Fossils and sea monsters bring David Attenborough to Dorset
He’s best known for his passionate accounts of the natural, living world, but even creatures long since disappeared from our planet continue to fascinate Sir David Attenborough.
Last year, his documentary Attenborough And The Giant Dinosaur attracted an impressive 7.5 million viewers, and his second exploration into the world of fossils looks likely to repeat that success.
“I thought it would be nice to make a programme about a real excavation,” reveals the naturalist when we meet to discuss his new one-hour documentary, Attenborough And The Sea Dragon, broadcast on BBC One this Sunday.
“I wanted to follow the excitement of when it happens, because you don’t know what the next thing’s going to be.”

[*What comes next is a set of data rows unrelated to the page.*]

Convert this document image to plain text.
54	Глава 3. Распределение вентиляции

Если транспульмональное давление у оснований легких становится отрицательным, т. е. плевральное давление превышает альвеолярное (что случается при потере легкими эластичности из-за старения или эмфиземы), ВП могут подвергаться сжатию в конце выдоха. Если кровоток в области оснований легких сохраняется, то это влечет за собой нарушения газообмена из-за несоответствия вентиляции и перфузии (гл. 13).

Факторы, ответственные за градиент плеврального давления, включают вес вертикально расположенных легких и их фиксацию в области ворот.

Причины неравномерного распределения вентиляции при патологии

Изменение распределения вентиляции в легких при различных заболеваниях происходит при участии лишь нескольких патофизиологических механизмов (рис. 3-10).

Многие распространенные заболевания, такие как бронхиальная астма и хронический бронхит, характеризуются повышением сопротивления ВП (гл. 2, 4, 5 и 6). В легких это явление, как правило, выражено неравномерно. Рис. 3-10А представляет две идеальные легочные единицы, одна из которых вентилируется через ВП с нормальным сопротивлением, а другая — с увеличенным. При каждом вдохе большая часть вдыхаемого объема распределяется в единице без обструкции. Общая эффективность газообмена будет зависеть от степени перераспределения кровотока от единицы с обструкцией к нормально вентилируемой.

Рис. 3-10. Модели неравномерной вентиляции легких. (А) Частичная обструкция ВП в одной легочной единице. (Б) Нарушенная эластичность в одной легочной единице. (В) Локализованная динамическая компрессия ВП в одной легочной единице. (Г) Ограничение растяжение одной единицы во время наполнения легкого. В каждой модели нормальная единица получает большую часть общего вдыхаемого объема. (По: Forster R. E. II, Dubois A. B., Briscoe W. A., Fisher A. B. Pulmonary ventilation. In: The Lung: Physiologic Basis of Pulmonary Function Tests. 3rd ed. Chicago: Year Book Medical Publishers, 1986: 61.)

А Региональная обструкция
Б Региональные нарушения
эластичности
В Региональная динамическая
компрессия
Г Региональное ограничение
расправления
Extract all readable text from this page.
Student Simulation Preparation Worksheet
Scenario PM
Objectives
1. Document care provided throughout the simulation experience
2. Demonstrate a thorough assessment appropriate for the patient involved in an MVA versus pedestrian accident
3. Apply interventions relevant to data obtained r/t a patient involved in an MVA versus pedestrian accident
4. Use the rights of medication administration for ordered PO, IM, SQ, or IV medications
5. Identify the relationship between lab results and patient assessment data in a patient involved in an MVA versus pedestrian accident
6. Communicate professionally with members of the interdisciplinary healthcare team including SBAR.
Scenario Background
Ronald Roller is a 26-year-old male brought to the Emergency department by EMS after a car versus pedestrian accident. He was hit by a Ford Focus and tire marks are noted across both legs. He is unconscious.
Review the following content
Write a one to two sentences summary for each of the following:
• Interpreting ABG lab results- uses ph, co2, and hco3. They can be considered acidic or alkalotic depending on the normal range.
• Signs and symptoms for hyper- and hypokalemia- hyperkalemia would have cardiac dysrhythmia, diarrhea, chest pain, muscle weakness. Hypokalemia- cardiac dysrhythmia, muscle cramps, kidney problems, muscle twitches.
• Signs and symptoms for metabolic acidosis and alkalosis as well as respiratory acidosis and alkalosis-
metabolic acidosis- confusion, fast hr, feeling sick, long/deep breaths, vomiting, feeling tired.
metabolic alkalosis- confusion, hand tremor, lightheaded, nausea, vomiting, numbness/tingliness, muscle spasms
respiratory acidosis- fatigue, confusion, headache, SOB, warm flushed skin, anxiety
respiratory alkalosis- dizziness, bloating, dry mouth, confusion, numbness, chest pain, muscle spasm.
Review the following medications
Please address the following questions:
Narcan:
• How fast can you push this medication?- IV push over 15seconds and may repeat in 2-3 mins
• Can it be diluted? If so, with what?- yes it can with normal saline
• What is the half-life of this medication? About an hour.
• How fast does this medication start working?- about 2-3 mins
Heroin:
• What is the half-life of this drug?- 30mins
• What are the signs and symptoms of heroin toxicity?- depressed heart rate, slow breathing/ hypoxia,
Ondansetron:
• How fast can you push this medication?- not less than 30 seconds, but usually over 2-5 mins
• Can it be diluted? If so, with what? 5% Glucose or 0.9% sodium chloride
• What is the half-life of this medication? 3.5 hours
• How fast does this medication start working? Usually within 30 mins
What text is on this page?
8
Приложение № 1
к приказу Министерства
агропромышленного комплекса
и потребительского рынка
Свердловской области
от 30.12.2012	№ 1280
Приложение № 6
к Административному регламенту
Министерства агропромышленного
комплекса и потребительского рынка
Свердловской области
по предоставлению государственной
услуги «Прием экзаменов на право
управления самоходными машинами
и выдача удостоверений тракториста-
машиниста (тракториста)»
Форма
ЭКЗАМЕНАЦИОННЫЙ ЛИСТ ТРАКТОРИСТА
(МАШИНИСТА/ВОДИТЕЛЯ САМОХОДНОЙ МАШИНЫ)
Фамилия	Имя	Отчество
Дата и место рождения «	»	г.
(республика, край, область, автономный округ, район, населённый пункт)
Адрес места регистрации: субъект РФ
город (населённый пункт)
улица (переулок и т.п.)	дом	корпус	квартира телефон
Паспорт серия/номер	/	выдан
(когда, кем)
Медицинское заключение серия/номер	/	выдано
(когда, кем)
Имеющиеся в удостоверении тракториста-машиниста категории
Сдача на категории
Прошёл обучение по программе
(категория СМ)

It was an idea Attenborough had been entertaining for some time, so when fossil hunter Chris Moore, an old friend, called to say he’d found part of an ichthyosaur paddle unlike anything he’d ever seen before, the opportunity to make a documentary was too good to resist.
What’s the story about?
Confident he may have stumbled upon a ‘new’ species of ichthyosaur, a large marine reptile existing up to 250 million years ago, Moore set about finding the remainder of the creature along Dorset’s Jurassic Coast in Lyme Regis – and Attenborough came along for the ride.